One of my favorite interactive maps of all time is Geneve 1850. In the nineteenth century Swiss architect Auguste Magnin created an amazing 3D model of the walled city of Geneva. This physical 3D model is usually on display at the Maison Tavel in Geneva. However an interactive online map of the model was also created - called Geneve 1850 (I'm not sure if the map still works as it requires Flash and I no longer have a browser which supports Flash).

There is something truly special about being able to walk around a 3D map of a city as it looked in the past. I spent hours wandering around 19th Century Geneva on Geneve 1850. 

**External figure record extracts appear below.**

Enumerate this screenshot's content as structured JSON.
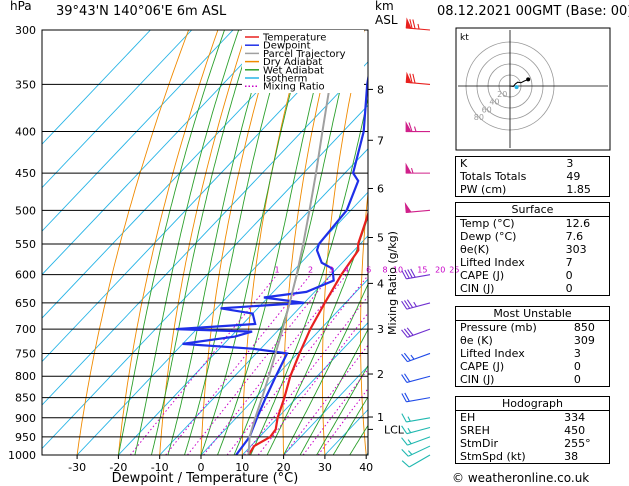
{
  "chart_data": {
    "type": "skew-t log-p sounding",
    "header": {
      "unit_left": "hPa",
      "location": "39°43'N  140°06'E  6m  ASL",
      "unit_right_line1": "km",
      "unit_right_line2": "ASL",
      "datetime": "08.12.2021  00GMT  (Base: 00)"
    },
    "xlabel": "Dewpoint / Temperature (°C)",
    "ylabel_right": "Mixing Ratio (g/kg)",
    "x_ticks": [
      -30,
      -20,
      -10,
      0,
      10,
      20,
      30,
      40
    ],
    "pressure_levels": [
      300,
      350,
      400,
      450,
      500,
      550,
      600,
      650,
      700,
      750,
      800,
      850,
      900,
      950,
      1000
    ],
    "height_km_ticks": [
      {
        "label": "1",
        "p": 898
      },
      {
        "label": "2",
        "p": 795
      },
      {
        "label": "3",
        "p": 700
      },
      {
        "label": "4",
        "p": 615
      },
      {
        "label": "5",
        "p": 540
      },
      {
        "label": "6",
        "p": 470
      },
      {
        "label": "7",
        "p": 410
      },
      {
        "label": "8",
        "p": 355
      }
    ],
    "lcl_label": "LCL",
    "lcl_pressure": 930,
    "mixing_ratio_labels": [
      "1",
      "2",
      "3",
      "4",
      "6",
      "8",
      "10",
      "15",
      "20",
      "25"
    ],
    "mixing_ratio_values": [
      1,
      2,
      3,
      4,
      6,
      8,
      10,
      15,
      20,
      25
    ],
    "legend": [
      {
        "name": "Temperature",
        "color": "#e8201e",
        "style": "solid"
      },
      {
        "name": "Dewpoint",
        "color": "#1f2fe8",
        "style": "solid"
      },
      {
        "name": "Parcel Trajectory",
        "color": "#a0a0a0",
        "style": "solid"
      },
      {
        "name": "Dry Adiabat",
        "color": "#f08a00",
        "style": "solid"
      },
      {
        "name": "Wet Adiabat",
        "color": "#2ca02c",
        "style": "solid"
      },
      {
        "name": "Isotherm",
        "color": "#27b4e6",
        "style": "solid"
      },
      {
        "name": "Mixing Ratio",
        "color": "#c800c8",
        "style": "dotted"
      }
    ],
    "series": [
      {
        "name": "Temperature",
        "color": "#e8201e",
        "points": [
          [
            1000,
            11.5
          ],
          [
            975,
            10.8
          ],
          [
            950,
            12.6
          ],
          [
            930,
            12.2
          ],
          [
            900,
            10.0
          ],
          [
            850,
            7.0
          ],
          [
            800,
            3.5
          ],
          [
            750,
            0.5
          ],
          [
            700,
            -2.5
          ],
          [
            650,
            -5.0
          ],
          [
            600,
            -7.5
          ],
          [
            560,
            -9.0
          ],
          [
            550,
            -10.5
          ],
          [
            500,
            -15.5
          ],
          [
            450,
            -21.0
          ],
          [
            400,
            -27.5
          ],
          [
            350,
            -36.0
          ],
          [
            300,
            -44.5
          ]
        ]
      },
      {
        "name": "Dewpoint",
        "color": "#1f2fe8",
        "points": [
          [
            1000,
            8.5
          ],
          [
            950,
            7.6
          ],
          [
            900,
            5.0
          ],
          [
            850,
            2.5
          ],
          [
            800,
            0.0
          ],
          [
            750,
            -2.5
          ],
          [
            740,
            -12.0
          ],
          [
            730,
            -30.0
          ],
          [
            715,
            -19.0
          ],
          [
            705,
            -16.0
          ],
          [
            700,
            -35.0
          ],
          [
            690,
            -17.0
          ],
          [
            670,
            -20.0
          ],
          [
            660,
            -29.0
          ],
          [
            650,
            -10.0
          ],
          [
            640,
            -21.0
          ],
          [
            630,
            -12.0
          ],
          [
            610,
            -8.0
          ],
          [
            590,
            -11.0
          ],
          [
            580,
            -15.0
          ],
          [
            560,
            -19.0
          ],
          [
            550,
            -20.0
          ],
          [
            500,
            -21.0
          ],
          [
            460,
            -25.0
          ],
          [
            450,
            -28.0
          ],
          [
            400,
            -35.0
          ],
          [
            350,
            -45.0
          ],
          [
            320,
            -51.0
          ]
        ]
      },
      {
        "name": "Parcel Trajectory",
        "color": "#a0a0a0",
        "points": [
          [
            1000,
            11.5
          ],
          [
            950,
            7.6
          ],
          [
            930,
            6.4
          ],
          [
            900,
            4.6
          ],
          [
            850,
            1.6
          ],
          [
            800,
            -1.7
          ],
          [
            750,
            -5.3
          ],
          [
            700,
            -9.2
          ],
          [
            650,
            -13.5
          ],
          [
            600,
            -18.3
          ],
          [
            550,
            -23.8
          ],
          [
            500,
            -30.0
          ],
          [
            450,
            -37.0
          ],
          [
            400,
            -45.0
          ],
          [
            350,
            -54.0
          ],
          [
            300,
            -64.0
          ]
        ]
      }
    ],
    "wind_barbs": [
      {
        "p": 1000,
        "dir": 240,
        "speed": 10
      },
      {
        "p": 975,
        "dir": 245,
        "speed": 15
      },
      {
        "p": 950,
        "dir": 250,
        "speed": 15
      },
      {
        "p": 925,
        "dir": 255,
        "speed": 15
      },
      {
        "p": 900,
        "dir": 260,
        "speed": 15
      },
      {
        "p": 850,
        "dir": 260,
        "speed": 20
      },
      {
        "p": 800,
        "dir": 255,
        "speed": 20
      },
      {
        "p": 750,
        "dir": 250,
        "speed": 25
      },
      {
        "p": 700,
        "dir": 250,
        "speed": 30
      },
      {
        "p": 650,
        "dir": 255,
        "speed": 35
      },
      {
        "p": 600,
        "dir": 260,
        "speed": 40
      },
      {
        "p": 500,
        "dir": 265,
        "speed": 50
      },
      {
        "p": 450,
        "dir": 270,
        "speed": 55
      },
      {
        "p": 400,
        "dir": 270,
        "speed": 65
      },
      {
        "p": 350,
        "dir": 275,
        "speed": 70
      },
      {
        "p": 300,
        "dir": 275,
        "speed": 75
      }
    ],
    "hodograph": {
      "title": "kt",
      "ring_labels": [
        "20",
        "40",
        "60",
        "80"
      ],
      "ring_speeds": [
        20,
        40,
        60,
        80
      ],
      "points": [
        [
          0,
          0
        ],
        [
          6,
          -1
        ],
        [
          10,
          4
        ],
        [
          14,
          7
        ],
        [
          20,
          6
        ],
        [
          26,
          9
        ],
        [
          33,
          12
        ]
      ],
      "storm_motion": [
        12,
        -2
      ]
    },
    "indices": {
      "general": [
        {
          "label": "K",
          "value": "3"
        },
        {
          "label": "Totals Totals",
          "value": "49"
        },
        {
          "label": "PW (cm)",
          "value": "1.85"
        }
      ],
      "surface_title": "Surface",
      "surface": [
        {
          "label": "Temp (°C)",
          "value": "12.6"
        },
        {
          "label": "Dewp (°C)",
          "value": "7.6"
        },
        {
          "label": "θe(K)",
          "value": "303"
        },
        {
          "label": "Lifted Index",
          "value": "7"
        },
        {
          "label": "CAPE (J)",
          "value": "0"
        },
        {
          "label": "CIN (J)",
          "value": "0"
        }
      ],
      "unstable_title": "Most Unstable",
      "unstable": [
        {
          "label": "Pressure (mb)",
          "value": "850"
        },
        {
          "label": "θe (K)",
          "value": "309"
        },
        {
          "label": "Lifted Index",
          "value": "3"
        },
        {
          "label": "CAPE (J)",
          "value": "0"
        },
        {
          "label": "CIN (J)",
          "value": "0"
        }
      ],
      "hodograph_title": "Hodograph",
      "hodograph": [
        {
          "label": "EH",
          "value": "334"
        },
        {
          "label": "SREH",
          "value": "450"
        },
        {
          "label": "StmDir",
          "value": "255°"
        },
        {
          "label": "StmSpd (kt)",
          "value": "38"
        }
      ]
    },
    "copyright": "© weatheronline.co.uk"
  }
}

Now, thanks to Google, it is possible to build your own historical 3D map for any town or city in the world. Google has launched a browser-based mapping platform, called rǝ, which can recreate 3D maps of towns and cities as they would have appeared in the past. The platform uses historical vintage maps and vintage photographs to reconstruct towns and cities as they would have appeared at a particular time in their history. By creating a series of 3D maps of a city at different periods during its development rǝ can show how cities have changed over time.

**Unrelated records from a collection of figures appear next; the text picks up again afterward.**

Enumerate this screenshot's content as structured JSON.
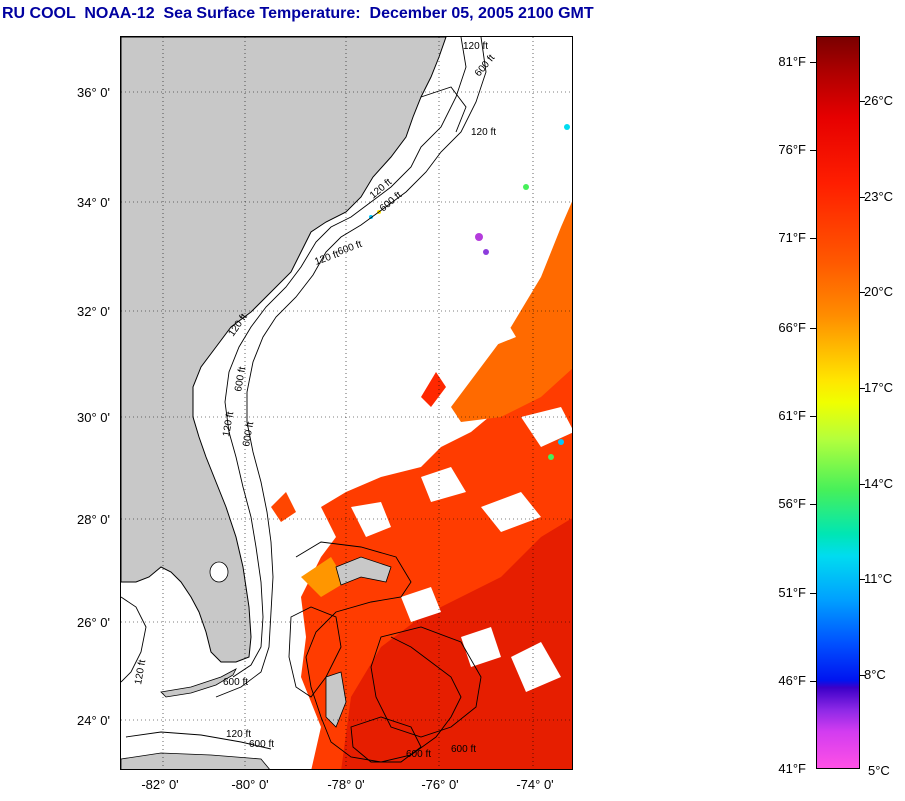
{
  "title": "RU COOL  NOAA-12  Sea Surface Temperature:  December 05, 2005 2100 GMT",
  "map": {
    "lat_labels": [
      "36° 0'",
      "34° 0'",
      "32° 0'",
      "30° 0'",
      "28° 0'",
      "26° 0'",
      "24° 0'"
    ],
    "lon_labels": [
      "-82° 0'",
      "-80° 0'",
      "-78° 0'",
      "-76° 0'",
      "-74° 0'"
    ],
    "contour_labels": [
      "120 ft",
      "600 ft",
      "120 ft",
      "120 ft",
      "600 ft",
      "120 ft",
      "600 ft",
      "120 ft",
      "600 ft",
      "600 ft",
      "120 ft",
      "600 ft",
      "120 ft",
      "120 ft",
      "600 ft",
      "600 ft",
      "600 ft"
    ],
    "colors": {
      "land": "#c8c8c8",
      "sst_warm": "#ff3c00",
      "sst_hot": "#e61e00",
      "sst_mid": "#ff7800"
    }
  },
  "colorbar": {
    "fahrenheit": [
      "81°F",
      "76°F",
      "71°F",
      "66°F",
      "61°F",
      "56°F",
      "51°F",
      "46°F",
      "41°F"
    ],
    "celsius": [
      "26°C",
      "23°C",
      "20°C",
      "17°C",
      "14°C",
      "11°C",
      "8°C",
      "5°C"
    ]
  }
}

a screenshot of the incredible Geneve 1850

The interactive map currently allows you to explore 3D maps of U.S. towns and cities over time. Using the map timeline you can select to view the historical map of a city for any year since 1800. Click on the '3D' button and you can walk around the city, as it looked in the past, in glorious 3D. 

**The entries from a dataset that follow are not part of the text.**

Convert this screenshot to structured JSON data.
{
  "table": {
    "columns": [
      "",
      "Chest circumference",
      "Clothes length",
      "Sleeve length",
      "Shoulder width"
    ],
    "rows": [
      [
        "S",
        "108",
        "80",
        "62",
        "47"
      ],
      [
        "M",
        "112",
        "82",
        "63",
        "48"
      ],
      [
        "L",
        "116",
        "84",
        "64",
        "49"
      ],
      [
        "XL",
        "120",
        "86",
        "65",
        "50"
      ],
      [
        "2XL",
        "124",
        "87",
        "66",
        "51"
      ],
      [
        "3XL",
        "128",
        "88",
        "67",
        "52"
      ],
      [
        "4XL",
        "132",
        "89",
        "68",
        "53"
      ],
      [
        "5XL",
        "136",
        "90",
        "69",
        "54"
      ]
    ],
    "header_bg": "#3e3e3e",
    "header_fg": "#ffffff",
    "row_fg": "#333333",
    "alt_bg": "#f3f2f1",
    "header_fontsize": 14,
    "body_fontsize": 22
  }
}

Google has open-sourced the tools which have been used to create rǝ. Which means if your town or city is not already on rǝ then you can create your own 3D historical map instead. Google Research's Kartta Labs tools allow you to take vintage maps of a location and to reconstruct a 3D map of the location from this original historical map. 

Essentially Karrta Labs uses Map Warper to allow you to geo-rectify a vintage, historical map. It then allows you to trace over the geo-rectified vintage map to create a digital map of the original. This traced data is then turned into a vector map, which can then be displayed using the Kartta interactive map platform. Allowing you to walk around your vintage map in three dimensions.